# Prender luces con Ring de Telefono



## dark_soul (Nov 14, 2010)

Saludos, estoy haciendo un proyecyto el cual debe encender las luces al recibir el Ring de la linea telefonica, para esto me estoy ayudando del microcontrolador 16F648a y el Decodificador de tonos MT88L70a, pero es aqui donde me tope con problemas, resulta que tengo el circuito detector de ring, el cual se conecta directo a la entrada del micro, una vez detectado manda un pulso para activar el relay y poner una resistencia en paralelo y simular el descolgado (circuito de figura 1), y funciona, pero ahora no se donde o como conectar hacia el DTMF, no se si se debe tomar en paralelo ó la resistencia en seria al capacitor y las resistencias en seria que son la entrada del DTFM (imagen 2).
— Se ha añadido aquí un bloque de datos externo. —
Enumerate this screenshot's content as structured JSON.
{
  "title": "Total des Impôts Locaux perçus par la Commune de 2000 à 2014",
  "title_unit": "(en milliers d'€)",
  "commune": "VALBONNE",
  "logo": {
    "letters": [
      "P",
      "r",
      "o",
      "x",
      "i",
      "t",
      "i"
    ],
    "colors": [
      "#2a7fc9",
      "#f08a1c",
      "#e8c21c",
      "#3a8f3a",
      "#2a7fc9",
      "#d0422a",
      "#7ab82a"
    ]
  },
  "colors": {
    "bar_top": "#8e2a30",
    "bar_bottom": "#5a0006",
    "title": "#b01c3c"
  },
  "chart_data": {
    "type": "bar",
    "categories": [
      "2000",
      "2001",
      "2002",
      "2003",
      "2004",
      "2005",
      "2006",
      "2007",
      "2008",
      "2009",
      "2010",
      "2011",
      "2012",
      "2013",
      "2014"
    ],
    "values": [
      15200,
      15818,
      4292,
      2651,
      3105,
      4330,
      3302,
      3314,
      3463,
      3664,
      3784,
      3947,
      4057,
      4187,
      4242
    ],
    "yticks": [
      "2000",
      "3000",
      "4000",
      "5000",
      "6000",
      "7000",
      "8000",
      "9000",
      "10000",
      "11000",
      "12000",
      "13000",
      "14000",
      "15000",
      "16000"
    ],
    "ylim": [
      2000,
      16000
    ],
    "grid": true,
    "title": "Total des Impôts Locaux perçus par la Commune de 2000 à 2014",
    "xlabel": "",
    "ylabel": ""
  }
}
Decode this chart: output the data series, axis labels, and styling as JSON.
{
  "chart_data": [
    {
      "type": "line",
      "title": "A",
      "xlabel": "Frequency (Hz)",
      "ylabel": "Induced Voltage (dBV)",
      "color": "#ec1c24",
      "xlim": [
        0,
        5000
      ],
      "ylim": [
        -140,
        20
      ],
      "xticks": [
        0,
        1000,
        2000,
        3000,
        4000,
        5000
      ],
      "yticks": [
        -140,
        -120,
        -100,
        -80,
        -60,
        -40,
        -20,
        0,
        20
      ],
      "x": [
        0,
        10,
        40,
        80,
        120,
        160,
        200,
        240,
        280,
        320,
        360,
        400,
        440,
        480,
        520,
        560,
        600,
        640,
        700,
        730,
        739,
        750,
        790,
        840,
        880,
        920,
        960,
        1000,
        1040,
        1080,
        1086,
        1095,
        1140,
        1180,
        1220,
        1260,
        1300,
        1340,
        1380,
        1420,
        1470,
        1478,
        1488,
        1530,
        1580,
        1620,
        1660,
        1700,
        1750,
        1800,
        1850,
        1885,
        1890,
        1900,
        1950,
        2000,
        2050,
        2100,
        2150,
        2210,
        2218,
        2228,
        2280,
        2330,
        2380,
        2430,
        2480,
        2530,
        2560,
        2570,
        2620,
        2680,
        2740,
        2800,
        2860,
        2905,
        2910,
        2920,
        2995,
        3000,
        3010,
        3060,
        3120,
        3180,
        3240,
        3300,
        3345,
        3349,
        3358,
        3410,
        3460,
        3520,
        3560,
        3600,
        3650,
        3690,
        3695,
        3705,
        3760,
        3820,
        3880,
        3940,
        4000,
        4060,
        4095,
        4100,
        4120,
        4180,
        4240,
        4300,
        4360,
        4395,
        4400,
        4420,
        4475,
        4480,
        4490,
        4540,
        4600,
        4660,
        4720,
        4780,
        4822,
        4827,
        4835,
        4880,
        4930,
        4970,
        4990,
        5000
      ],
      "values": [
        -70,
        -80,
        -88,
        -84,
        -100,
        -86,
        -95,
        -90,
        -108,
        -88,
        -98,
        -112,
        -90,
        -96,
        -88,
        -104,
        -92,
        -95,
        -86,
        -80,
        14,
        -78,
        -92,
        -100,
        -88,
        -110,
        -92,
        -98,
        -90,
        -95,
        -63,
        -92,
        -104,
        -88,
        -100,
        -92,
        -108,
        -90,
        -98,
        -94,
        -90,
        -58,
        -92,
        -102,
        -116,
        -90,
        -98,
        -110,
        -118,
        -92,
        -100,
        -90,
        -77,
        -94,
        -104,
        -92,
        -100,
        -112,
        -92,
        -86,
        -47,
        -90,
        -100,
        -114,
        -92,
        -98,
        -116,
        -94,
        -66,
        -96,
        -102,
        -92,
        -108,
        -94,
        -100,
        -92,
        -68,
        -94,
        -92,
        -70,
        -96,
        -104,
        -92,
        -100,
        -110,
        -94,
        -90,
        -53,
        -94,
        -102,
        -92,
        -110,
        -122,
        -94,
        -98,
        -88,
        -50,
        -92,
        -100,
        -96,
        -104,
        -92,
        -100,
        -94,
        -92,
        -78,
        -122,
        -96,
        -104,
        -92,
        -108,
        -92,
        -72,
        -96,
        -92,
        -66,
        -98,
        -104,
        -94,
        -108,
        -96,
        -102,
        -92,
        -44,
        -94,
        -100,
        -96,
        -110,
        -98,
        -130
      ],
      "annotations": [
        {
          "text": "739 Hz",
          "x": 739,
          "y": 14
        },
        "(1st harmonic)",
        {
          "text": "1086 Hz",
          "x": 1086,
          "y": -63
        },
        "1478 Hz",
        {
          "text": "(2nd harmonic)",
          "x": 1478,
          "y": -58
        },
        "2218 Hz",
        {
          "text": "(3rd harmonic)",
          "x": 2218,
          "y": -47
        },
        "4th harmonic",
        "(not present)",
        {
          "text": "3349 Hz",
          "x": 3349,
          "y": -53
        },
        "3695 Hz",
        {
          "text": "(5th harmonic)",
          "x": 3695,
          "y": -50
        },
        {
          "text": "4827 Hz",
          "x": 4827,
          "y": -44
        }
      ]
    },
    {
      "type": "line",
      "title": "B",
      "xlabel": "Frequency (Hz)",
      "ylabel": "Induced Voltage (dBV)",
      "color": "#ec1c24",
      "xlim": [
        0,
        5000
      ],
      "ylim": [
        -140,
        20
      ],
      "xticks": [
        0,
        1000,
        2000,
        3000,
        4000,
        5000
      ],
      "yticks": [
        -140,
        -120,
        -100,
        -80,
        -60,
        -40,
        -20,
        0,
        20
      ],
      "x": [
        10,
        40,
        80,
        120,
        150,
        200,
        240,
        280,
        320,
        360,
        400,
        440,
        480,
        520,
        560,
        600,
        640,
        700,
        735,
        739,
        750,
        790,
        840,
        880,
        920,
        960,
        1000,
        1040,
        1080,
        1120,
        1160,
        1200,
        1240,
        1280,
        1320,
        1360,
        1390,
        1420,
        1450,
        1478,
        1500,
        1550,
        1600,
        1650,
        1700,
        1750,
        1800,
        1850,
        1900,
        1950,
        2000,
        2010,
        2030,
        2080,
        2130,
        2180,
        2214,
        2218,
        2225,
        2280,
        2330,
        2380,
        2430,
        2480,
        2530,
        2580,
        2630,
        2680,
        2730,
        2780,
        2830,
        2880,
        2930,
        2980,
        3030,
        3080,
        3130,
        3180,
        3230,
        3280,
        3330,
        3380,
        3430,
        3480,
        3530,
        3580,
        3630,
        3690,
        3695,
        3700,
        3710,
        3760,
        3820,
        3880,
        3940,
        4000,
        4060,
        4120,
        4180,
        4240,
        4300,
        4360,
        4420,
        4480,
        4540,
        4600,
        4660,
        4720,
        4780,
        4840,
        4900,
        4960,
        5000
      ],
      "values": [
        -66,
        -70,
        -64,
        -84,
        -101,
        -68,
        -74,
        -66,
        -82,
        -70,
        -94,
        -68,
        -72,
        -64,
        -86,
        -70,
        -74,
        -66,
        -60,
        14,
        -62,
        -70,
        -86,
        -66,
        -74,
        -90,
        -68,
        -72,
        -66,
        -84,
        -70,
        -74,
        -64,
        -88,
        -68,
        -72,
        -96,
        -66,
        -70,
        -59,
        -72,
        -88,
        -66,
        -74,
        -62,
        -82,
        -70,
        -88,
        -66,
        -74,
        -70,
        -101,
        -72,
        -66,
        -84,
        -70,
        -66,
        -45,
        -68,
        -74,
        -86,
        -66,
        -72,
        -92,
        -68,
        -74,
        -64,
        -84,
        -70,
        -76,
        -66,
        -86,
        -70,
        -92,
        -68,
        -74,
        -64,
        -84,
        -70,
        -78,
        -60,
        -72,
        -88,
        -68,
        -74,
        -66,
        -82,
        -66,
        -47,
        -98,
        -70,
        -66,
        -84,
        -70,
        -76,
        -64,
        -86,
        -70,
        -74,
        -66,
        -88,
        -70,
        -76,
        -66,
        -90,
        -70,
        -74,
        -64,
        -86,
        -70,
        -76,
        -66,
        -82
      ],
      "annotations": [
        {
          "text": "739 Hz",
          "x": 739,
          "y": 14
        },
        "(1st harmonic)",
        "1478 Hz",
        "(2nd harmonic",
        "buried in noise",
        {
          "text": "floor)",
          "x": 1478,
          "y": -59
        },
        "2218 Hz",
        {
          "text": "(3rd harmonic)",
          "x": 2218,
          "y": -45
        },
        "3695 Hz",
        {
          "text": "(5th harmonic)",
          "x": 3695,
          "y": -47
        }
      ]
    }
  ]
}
De ser asi, me encuentro con otro problema, ya que entorpece el funcionamiento de mi circuito y eso que aun no lo eh armado al 100, simplemente conecte R4 a la patita de l relay, dejando la otr patita del relay sin conectar y la deteccion del Ring, se muere.

De antemano gracias, espero me puedan ayudar.

Hector.


----------



## lubeck (Nov 15, 2010)

mira este link...
https://www.forosdeelectronica.com/f17/generar-tonos-telefono-fijo-sin-linea-telefonica-42730/
el pin 11,12,13,14,15 van al micro....

las descripciones del esquema no son las mismas que el 8870 pero la posicion de los pines en el componente si...

Los 12v la resistencia R11 y capacitor C5 no se ponen....
asi lo conecte yo y funciona...
otra seria que revises el datasheet...


----------